Like car insurance, it’s a good idea to re-evaluate your needs and get quotes from competitors every few years. Technology systems that are used in business are no different but the amount of work to make the change occur can be a daunting task; I’ll provide a framework and mentality to help you find the right fit for your business.
1. Identify Key Stakeholders
First things first and that’s to start with the people. Without the sincere support of key players in the organization, this new system is already starting life on the wrong foot. Identify individuals that would have to interact with the system both directly and indirectly. For example, a salesman may use a system to logs his sales (direct interaction). His Manager uses the system’s reporting feature to communicate sales performance the owner. It’s critical to fully understand the direct interactions (the salesman and the manager) and also the indirect interaction of the owner. By considering both, it keeps the purpose of the system at the forefront.
Don’t be fooled thinking, “well they have to help, it’s their job”. People are inherently resistant to change and often have their egos and emotions intertwined with their jobs. To try to curve this effect, next you must identify the core competencies this system must fulfill.
2. Identify Core Competencies
Now that you have the key stakeholders identified and in the room (or video call these days) it’s time to hash it out. These things can get pretty heavy, especially if people feel emotionally charged over the problem the system is meant to help solve or are resistant to change. Allowing each of the key stakeholders an opportunity to express his or herself allows for a more open dialogue.

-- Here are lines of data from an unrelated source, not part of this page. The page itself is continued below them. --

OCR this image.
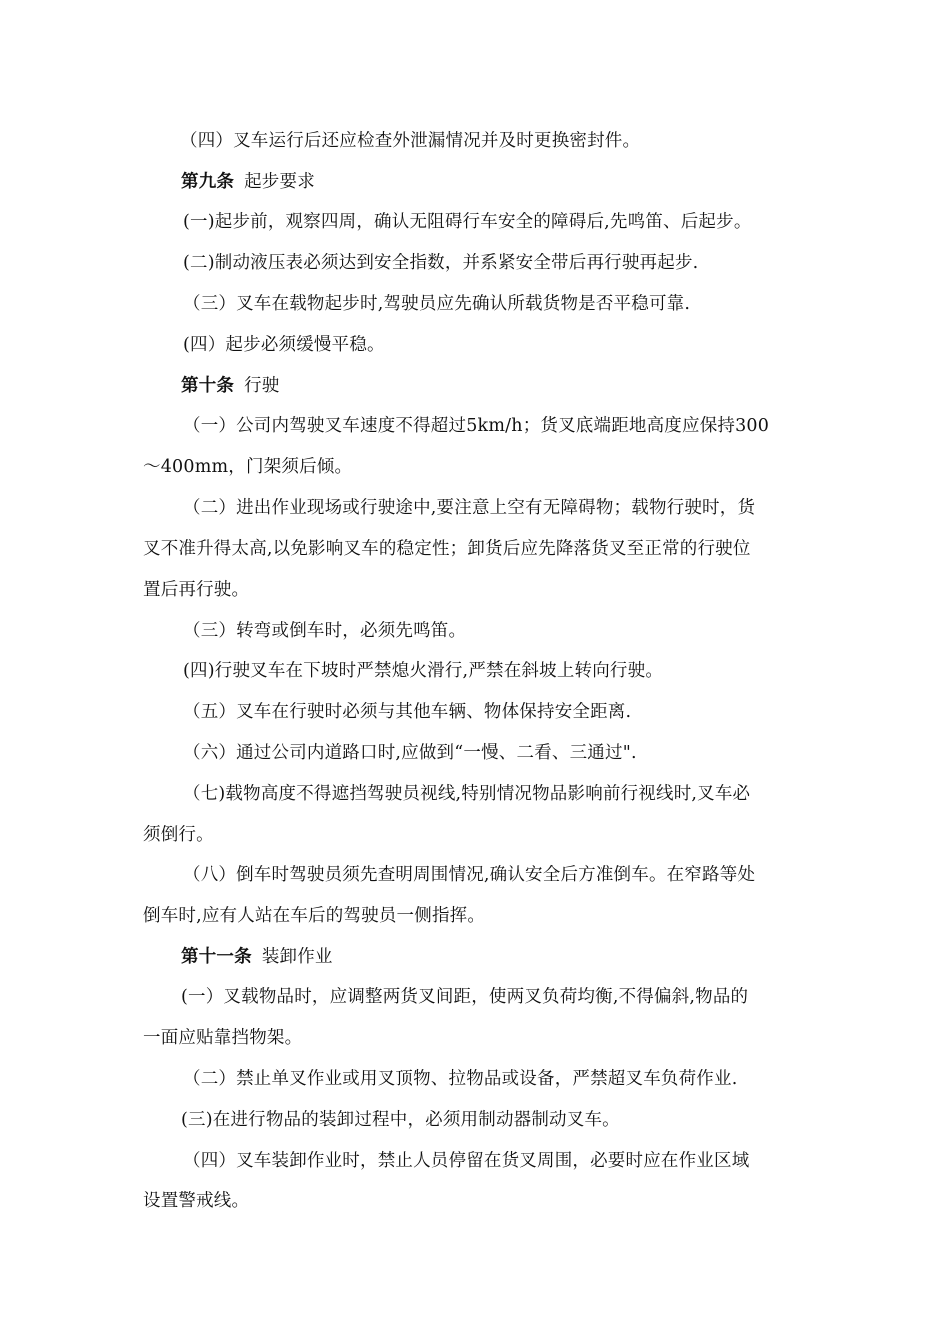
（四）叉车运行后还应检查外泄漏情况并及时更换密封件。
第九条 起步要求
(一)起步前，观察四周，确认无阻碍行车安全的障碍后,先鸣笛、后起步。
(二)制动液压表必须达到安全指数，并系紧安全带后再行驶再起步.
（三）叉车在载物起步时,驾驶员应先确认所载货物是否平稳可靠.
(四）起步必须缓慢平稳。
第十条 行驶
（一）公司内驾驶叉车速度不得超过5km/h；货叉底端距地高度应保持300
～400mm，门架须后倾。
（二）进出作业现场或行驶途中,要注意上空有无障碍物；载物行驶时，货
叉不准升得太高,以免影响叉车的稳定性；卸货后应先降落货叉至正常的行驶位
置后再行驶。
（三）转弯或倒车时，必须先鸣笛。
(四)行驶叉车在下坡时严禁熄火滑行,严禁在斜坡上转向行驶。
（五）叉车在行驶时必须与其他车辆、物体保持安全距离.
（六）通过公司内道路口时,应做到“一慢、二看、三通过".
（七)载物高度不得遮挡驾驶员视线,特别情况物品影响前行视线时,叉车必
须倒行。
（八）倒车时驾驶员须先查明周围情况,确认安全后方准倒车。在窄路等处
倒车时,应有人站在车后的驾驶员一侧指挥。
第十一条 装卸作业
(一）叉载物品时，应调整两货叉间距，使两叉负荷均衡,不得偏斜,物品的
一面应贴靠挡物架。
（二）禁止单叉作业或用叉顶物、拉物品或设备，严禁超叉车负荷作业.
(三)在进行物品的装卸过程中，必须用制动器制动叉车。
（四）叉车装卸作业时，禁止人员停留在货叉周围，必要时应在作业区域
设置警戒线。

The goal of this meeting is to get down to the core issue(s) and their effect on business.
There will be a lot of ideas thrown out that start with: “Wouldn’t it be nice if…” . Now these things are great and are important to the conversation but be weary of scope creep and people’s tendency to try and assume whats possible with the technology. At this point it’s not about the how but the what. Having a qualified technology advisor, like at Dane Systems, is a huge help in keeping the conversation focused, meaningful, and positive.
3. Go Shopping
Now it’s time to head out into the Wild West of Google and find that fancy new system for your business. Be creative on your searches to try and find the best options. Talk to colleges, co-workers, and fellow business people to see if they have any experience with the problem you are trying to solve. Guaranteed, you aren’t the only business with this problem or opportunity. When you’re looking for software, especially on your own, be sure to ask for a demonstration from the vendor. These demos can really tell you a lot not only about the system but also your overall experience with the vendor.
Selecting a new software for your business is a lot like any business partnership where you want to be able to depend on them when things don’t go as expected. Vibes are important here – if you feel shoved off or pressured by a vendor while you’re “window shopping”, I’d suggest looking elsewhere. You can probably expect to not get great support when things don’t work properly. Notice I say when not if – no technology is perfect and having great customer support is just as important as the software itself.